Gas Diffusion Strategy for Inserting Atomic Iron Sites into Graphitized Carbon Supports for Unusually High-Efficient CO2 Electroreduction and High-Performance Zn-CO2 Batteries

Emerging single-atom catalysts (SACs) hold great promise for CO2 electroreduction (CO2ER)(,) but the design of highly active and cost-efficient SACs is still challenging. Herein, a gas diffusion strategy, along with one-step thermal activation, for fabricating N-doped porous carbon polyhedrons with trace isolated Fe atoms (Fe1NC) is developed.
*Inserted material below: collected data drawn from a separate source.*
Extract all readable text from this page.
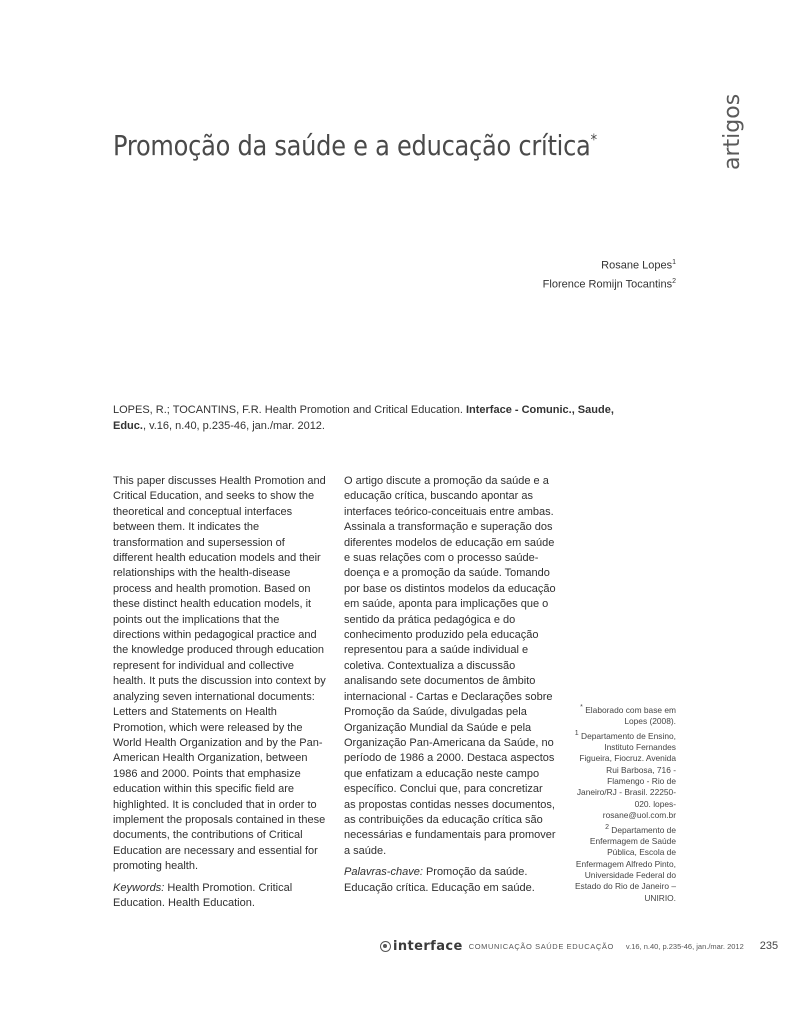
Promoção da saúde e a educação crítica*	artigos
Rosane Lopes$^1$
Florence Romijn Tocantins$^2$
LOPES, R.; TOCANTINS, F.R. Health Promotion and Critical Education. Interface - Comunic., Saude, Educ., v.16, n.40, p.235-46, jan./mar. 2012.

This paper discusses Health Promotion and Critical Education, and seeks to show the theoretical and conceptual interfaces between them. It indicates the transformation and supersession of different health education models and their relationships with the health-disease process and health promotion. Based on these distinct health education models, it points out the implications that the directions within pedagogical practice and the knowledge produced through education represent for individual and collective health. It puts the discussion into context by analyzing seven international documents: Letters and Statements on Health Promotion, which were released by the World Health Organization and by the Pan-American Health Organization, between 1986 and 2000. Points that emphasize education within this specific field are highlighted. It is concluded that in order to implement the proposals contained in these documents, the contributions of Critical Education are necessary and essential for promoting health.

Keywords: Health Promotion. Critical Education. Health Education.

O artigo discute a promoção da saúde e a educação crítica, buscando apontar as interfaces teórico-conceituais entre ambas. Assinala a transformação e superação dos diferentes modelos de educação em saúde e suas relações com o processo saúde-doença e a promoção da saúde. Tomando por base os distintos modelos da educação em saúde, aponta para implicações que o sentido da prática pedagógica e do conhecimento produzido pela educação representou para a saúde individual e coletiva. Contextualiza a discussão analisando sete documentos de âmbito internacional - Cartas e Declarações sobre Promoção da Saúde, divulgadas pela Organização Mundial da Saúde e pela Organização Pan-Americana da Saúde, no período de 1986 a 2000. Destaca aspectos que enfatizam a educação neste campo específico. Conclui que, para concretizar as propostas contidas nesses documentos, as contribuições da educação crítica são necessárias e fundamentais para promover a saúde.

Palavras-chave: Promoção da saúde. Educação crítica. Educação em saúde.

* Elaborado com base em Lopes (2008).
$^1$ Departamento de Ensino, Instituto Fernandes Figueira, Fiocruz. Avenida Rui Barbosa, 716 - Flamengo - Rio de Janeiro/RJ - Brasil. 22250-020. lopes-rosane@uol.com.br
$^2$ Departamento de Enfermagem de Saúde Pública, Escola de Enfermagem Alfredo Pinto, Universidade Federal do Estado do Rio de Janeiro – UNIRIO.
interface COMUNICAÇÃO SAÚDE EDUCAÇÃO v.16, n.40, p.235-46, jan./mar. 2012 235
The optimized Fe1NC/S-1-1000 with atomic Fe-N-3 sites supported by N-doped graphitic carbons exhibits superior CO2ER performance with the CO Faradaic efficiency up to 96% at -0.5 V, turnover frequency of 2225 h(-1), and outstanding stability, outperforming almost all previously reported SACs based on N-doped carbon supported nonprecious metals. The observed excellent CO2ER performance is attributed to the greatly enhanced accessibility and intrinsic activity of active centers due to the increased electrochemical surface area through size modulation and the redistribution of doped N species by thermal activation. Experimental observations and theoretical calculations reveal that the Fe-N-3 sites possess balanced adsorption energies of *COOH and *CO intermediates, facilitating CO formation. A universal gas diffusion strategy is used to exclusively yield a series of dimension-controlled carbon-supported SACs with single Fe atoms while a rechargeable Zn-CO2 battery with Fe1NC/S-1-1000 as cathode is developed to deliver a maximal power density of 0.6 mW cm(-2).